Uncertain spaces as evidence of verbose glyph pairs
kckluge > Yesterday, 05:24 AM
Anyone who's been around the Ninja (or Voynich Mss. related discussions in general) is familiar with the existence of certain glyph pairs with unusually high frequencies which are significant contributors to the low conditional second-order entropy of the text. To pick an obvious example, here are the 10 most frequent glyphs following Currier 'O'/EVA 'o' in running text lines in ZL_ivtff_1b.txt converted to Currier:
kgram: OF OE OP OR O8 OB O2 OC OA OX
(EVA): ok ol ot or od op os oe oa ockh
Rank: 1 2 3 4 5 6 7 8 9 10
Count: 5620 5242 3244 2531 2035 519 382 322 257 179
REFreq: 0.2609 0.2434 0.1506 0.1175 0.0945 0.0241 0.0177 0.0150 0.0119 0.0083
RECmFrq: 1.0000 0.7391 0.4957 0.3451 0.2276 0.1331 0.1090 0.0912 0.0763 0.0644
Note the steep drop from OR (11.75%) and O8 (9.45%) to OB (2.41%) and O2 (1.77%).
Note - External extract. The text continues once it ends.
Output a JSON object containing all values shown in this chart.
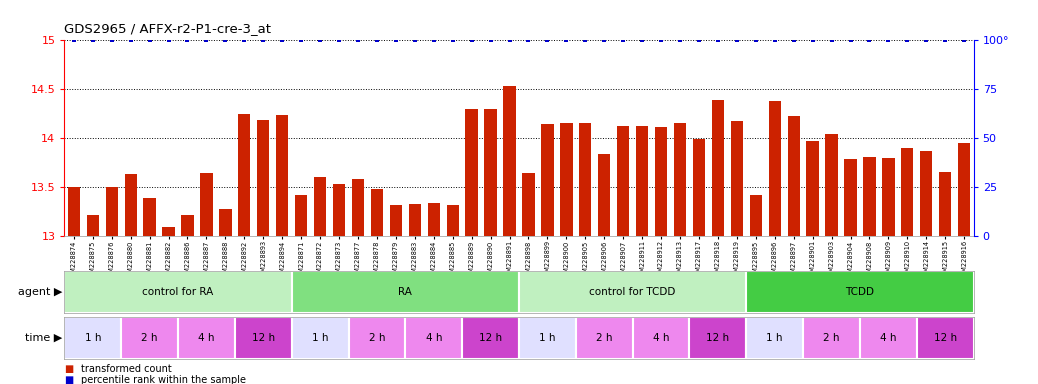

If certain glyph pairs go together as a unit, uncertain spaces before and/or after may reflect an unconscious hesitation on the part of the scribe. Here are the 20 most frequent glyph pairs with an uncertain space after them:
kgram: OE, AR, OR, AE, CO, 89, C9, SO, AM, AT,
(EVA): ol, ar, or, al, eo, dy, ey, cho, aiin, air,
Rank: 1 2 3 4 5 6 7 8 9 10
Count: 387 207 181 165 121 101 96 58 55 51
REFreq: 0.2043 0.1093 0.0956 0.0871 0.0639 0.0533 0.0507 0.0306 0.0290 0.0269
RECmFrq: 1.0000 0.7957 0.6864 0.5908 0.5037 0.4398 0.3865 0.3358 0.3052 0.2761
kgram: S9, AN, 4O, P9, O2, F9, C8, ZO, OP, C2,
(EVA): chy, ain, qo, ty, os, ky, ed, sho, ot, es,
Rank: 11 12 13 14 15 16 17 18 19 20
Count: 34 25 24 20 20 19 19 18 14 14
REFreq: 0.0180 0.0132 0.0127 0.0106 0.0106 0.0100 0.0100 0.0095 0.0074 0.0074
RECmFrq: 0.2492 0.2313 0.2181 0.2054 0.1948 0.1843 0.1742 0.1642 0.1547 0.1473
...and here are the 20 most frequent glyph pairs with an uncertain space before them:
kgram: ,SC ,AM ,ZC ,FC ,8A ,AE ,FA ,OE ,AR ,89
Rank: 1 2 3 4 5 6 7 8 9 10
Count: 195 162 149 126 124 101 97 86 82 70
AllFreq: 0.0011 0.0009 0.0008 0.0007 0.0007 0.0006 0.0005 0.0005 0.0005 0.0004
REFreq: 0.0910 0.0756 0.0695 0.0588 0.0579 0.0471 0.0453 0.0401 0.0383 0.0327
RECmFrq: 1.0000 0.9090 0.8334 0.7639 0.7051 0.6472 0.6001 0.5548 0.5147 0.4764
kgram: ,SO ,4O ,FS ,OR ,AN ,PA ,AT ,PC ,EF ,AJ
Rank: 11 12 13 14 15 16 17 18 19 20
Count: 55 54 45 42 39 29 28 27 26 26
AllFreq: 0.0003 0.0003 0.0002 0.0002 0.0002 0.0002 0.0002 0.0001 0.0001 0.0001
REFreq: 0.0257 0.0252 0.0210 0.0196 0.0182 0.0135 0.0131 0.0126 0.0121 0.0121
RECmFrq: 0.4438 0.4181 0.3929 0.3719 0.3523 0.3341 0.3206 0.3075 0.2949 0.2828
None of those counts are huge given the total number of glyph pairs in the running text, but there is at least a weak signal with regard to some of the most obvious candidates like OE, OR, AE, AR, and the various word-end specific A<x> combos like AM, AN, AT, AJ.
Of course, the above results need to be taken with an appropriate grain of salt given disagreements between transcribers regarding whether something is a clear or uncertain space, or whether there is an uncertain space in a given position at all. Nevertheless, thought it was worth throwing out there as something to think about.
Happy New Year to all readers & posters on the Ninja, and best wishes for a happy & healthy 2026.